Following its publication of a report on the data discovery vendor community, consultancy firm Bloor Research has produced three more reports on other areas of the data management spectrum: data profiling, data cleansing and data quality. The smaller vendors in the reports seem to appear in the most favourable light due to their targeted coverage of their respective areas.
The data profiling report indicates that this area is distinct from data discovery because of its close association with data cleansing. Vendor solutions in the profiling space attempt to discover relationships between data elements (much the same as data discovery solutions) but also perform statistical analysis of that data to determine whether it is commensurate with expectations.
The report indicates that the similarity of data profiling to data discovery has been a hindrance for many of the vendors in the space because they have not fully exploited its potential. Philip Howard, author of the reports, examines four key aspects of the solutions in the space against which to judge their success: scalability and support for multiple, heterogeneous data sources; the data discovery facilities provided; support for collaboration between data users and stewards; and level of drill down with regards to statistical data.

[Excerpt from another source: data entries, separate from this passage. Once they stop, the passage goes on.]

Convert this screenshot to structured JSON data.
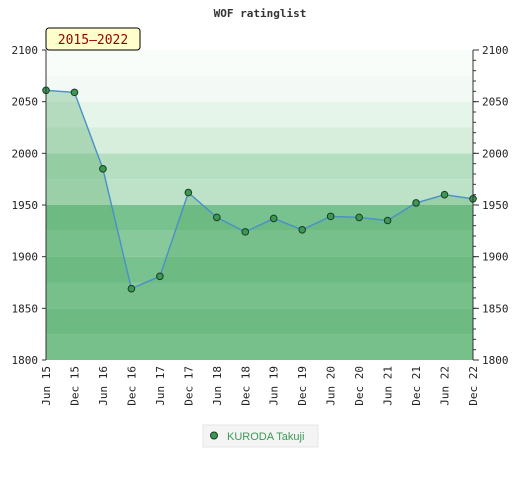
{
  "chart_data": {
    "type": "line",
    "title": "WOF ratinglist",
    "badge": "2015–2022",
    "categories": [
      "Jun 15",
      "Dec 15",
      "Jun 16",
      "Dec 16",
      "Jun 17",
      "Dec 17",
      "Jun 18",
      "Dec 18",
      "Jun 19",
      "Dec 19",
      "Jun 20",
      "Dec 20",
      "Jun 21",
      "Dec 21",
      "Jun 22",
      "Dec 22"
    ],
    "series": [
      {
        "name": "KURODA Takuji",
        "values": [
          2061,
          2059,
          1985,
          1869,
          1881,
          1962,
          1938,
          1924,
          1937,
          1926,
          1939,
          1938,
          1935,
          1952,
          1960,
          1956
        ]
      }
    ],
    "ylim": [
      1800,
      2100
    ],
    "yticks": [
      1800,
      1850,
      1900,
      1950,
      2000,
      2050,
      2100
    ],
    "ytick_labels": [
      "1800",
      "1850",
      "1900",
      "1950",
      "2000",
      "2050",
      "2100"
    ],
    "axes": {
      "left": true,
      "right": true
    },
    "legend": "bottom-center",
    "colors": {
      "line": "#4a90c8",
      "area": "#5aab6c",
      "marker": "#3a9a54",
      "badge_bg": "#ffffcc",
      "badge_text": "#990000",
      "legend_text": "#3a9a54"
    }
  }
}
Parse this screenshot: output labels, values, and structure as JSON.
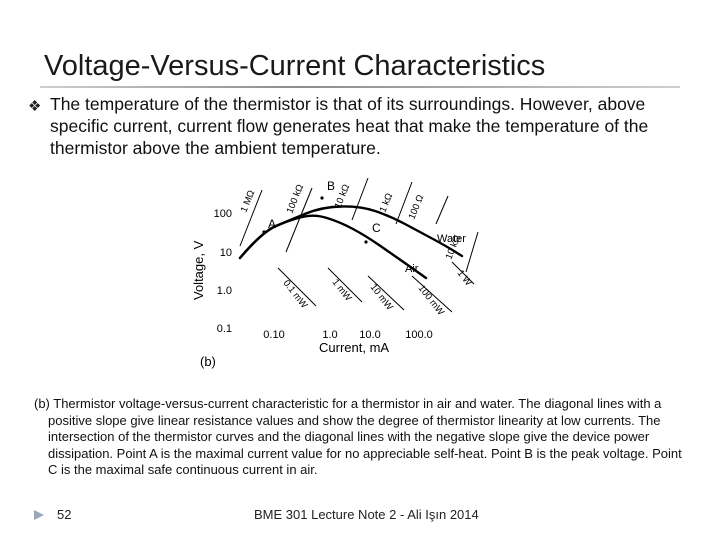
{
  "slide": {
    "title": "Voltage-Versus-Current Characteristics",
    "bullet_text": "The temperature of the thermistor is that of its surroundings. However, above specific current, current flow generates heat that make the temperature of the thermistor above the ambient temperature.",
    "caption": "(b) Thermistor voltage-versus-current characteristic for a thermistor in air and water. The diagonal lines with a positive slope give linear resistance values and show the degree of thermistor linearity at low currents. The intersection of the thermistor curves and the diagonal lines with the negative slope give the device power dissipation. Point A is the maximal current value for no appreciable self-heat. Point B is the peak voltage. Point C is the maximal safe continuous current in air.",
    "footer_page": "52",
    "footer_center": "BME 301 Lecture Note 2 - Ali Işın 2014"
  },
  "colors": {
    "title": "#1a1a1a",
    "text": "#111111",
    "curve": "#000000"
  },
  "chart_data": {
    "type": "line",
    "xlabel": "Current, mA",
    "ylabel": "Voltage, V",
    "x_scale": "log",
    "y_scale": "log",
    "x_ticks": [
      "0.10",
      "1.0",
      "10.0",
      "100.0"
    ],
    "y_ticks": [
      "100",
      "10",
      "1.0",
      "0.1"
    ],
    "panel_label": "(b)",
    "resistance_lines": [
      "1 MΩ",
      "100 kΩ",
      "10 kΩ",
      "1 kΩ",
      "100 Ω",
      "10 kΩ"
    ],
    "power_lines": [
      "0.1 mW",
      "1 mW",
      "10 mW",
      "100 mW",
      "1 W"
    ],
    "series": [
      {
        "name": "Water",
        "x": [
          0.06,
          0.3,
          0.8,
          3,
          10,
          30,
          100,
          300
        ],
        "y": [
          7,
          28,
          48,
          70,
          63,
          45,
          28,
          14
        ]
      },
      {
        "name": "Air",
        "x": [
          0.06,
          0.3,
          0.8,
          3,
          10,
          30,
          60
        ],
        "y": [
          7,
          28,
          45,
          40,
          20,
          6,
          2.5
        ]
      }
    ],
    "points": [
      {
        "label": "A",
        "x": 0.6,
        "y": 45
      },
      {
        "label": "B",
        "x": 5,
        "y": 75
      },
      {
        "label": "C",
        "x": 10,
        "y": 60
      }
    ]
  }
}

“Flexibility will mean that the tool is more suitable for a wider range of tasks. If you are going to use data pro?ling as a part of broader data quality initiatives then you should be able to run data cleansing and matching routines without having to re-parse the information that you have already parsed for pro?ling purposes,” the report contends.
Bloor examines 18 of the 20 main vendors in the data profiling space and places them into three camps: those that only offer data profiling; those that focus on data quality; and those that offer a broader set of capabilities. The first category includes BDQ, Datiris, Exeros, Sypherlink and x88; in the second are Datactics, Datamentors and Trillium; and in the third group are Ataccama, DataFlux, Global IDs, IBM, Informatica, Microsoft, Pervasive, SAP Business Objects and Talend. It also highlights the partnerships that have sprung up between the vendors, including CA and Exeros, BDQ and Datactics, and Ataccama and iWay.
The report contends that the smaller vendors, which have tended to place more emphasis on profiling, are a better bet than the larger, more generally focused players in the market. Of the big name providers, Bloor highlights Trillium as an example of a vendor “some way ahead of its major competitors in terms of data discovery”. It also references IBM and CA: “In the latter case thanks to its partnership with Exeros, though CA will be focused on data discovery to augment data modelling rather than for other purposes.”
Of the smaller players in the market, the firm singles out Exeros, Global IDs, Sypherlink and x88 as the leading innovators in this market, along with Ataccama, “especially when used in conjunction with iWay’s Integration Server”.
The data cleansing vendor report includes a lot of the same players but examines their capabilities for matching, standardisation and data enrichment. The report is largely focused on the process of name and address cleansing for data and highlights SAP, Business Objects, IBM, DataFlux, Trillium, Informatica, Microsoft and Oracle as the biggest players in this market. For the financial services community in particular, Bloor spotlights Silver Creek as a smaller, semantically focused vendor that is worthy of note.
Instead of merely profiling the vendor landscape, the data quality report asks whether firms should opt for a platform at all and if so, how broad it should be. It discusses the pros and cons of opting for an all in one data management approach versus a best of breed approach, which may entail integration complications. Bloor also discusses the influence that geographic presence and coverage may have on vendor choice.
“As may be imagined there are fewer vendors in this report than in the preceding ones, primarily because of the number of vendors who specialise in only one part of the market. We also have three notable omissions that declined to participate in one or more parts of this series and therefore could not be included here: Microsoft, Oracle and Pervasive,” the report says.
Of those included in the survey, it cites Global IDs, Trillium and Informatica as the “leading products” on an all round basis. It also highlights DataFlux and Datactics as “worth consideration” and gives Datanomic a mention for its “ease of use”.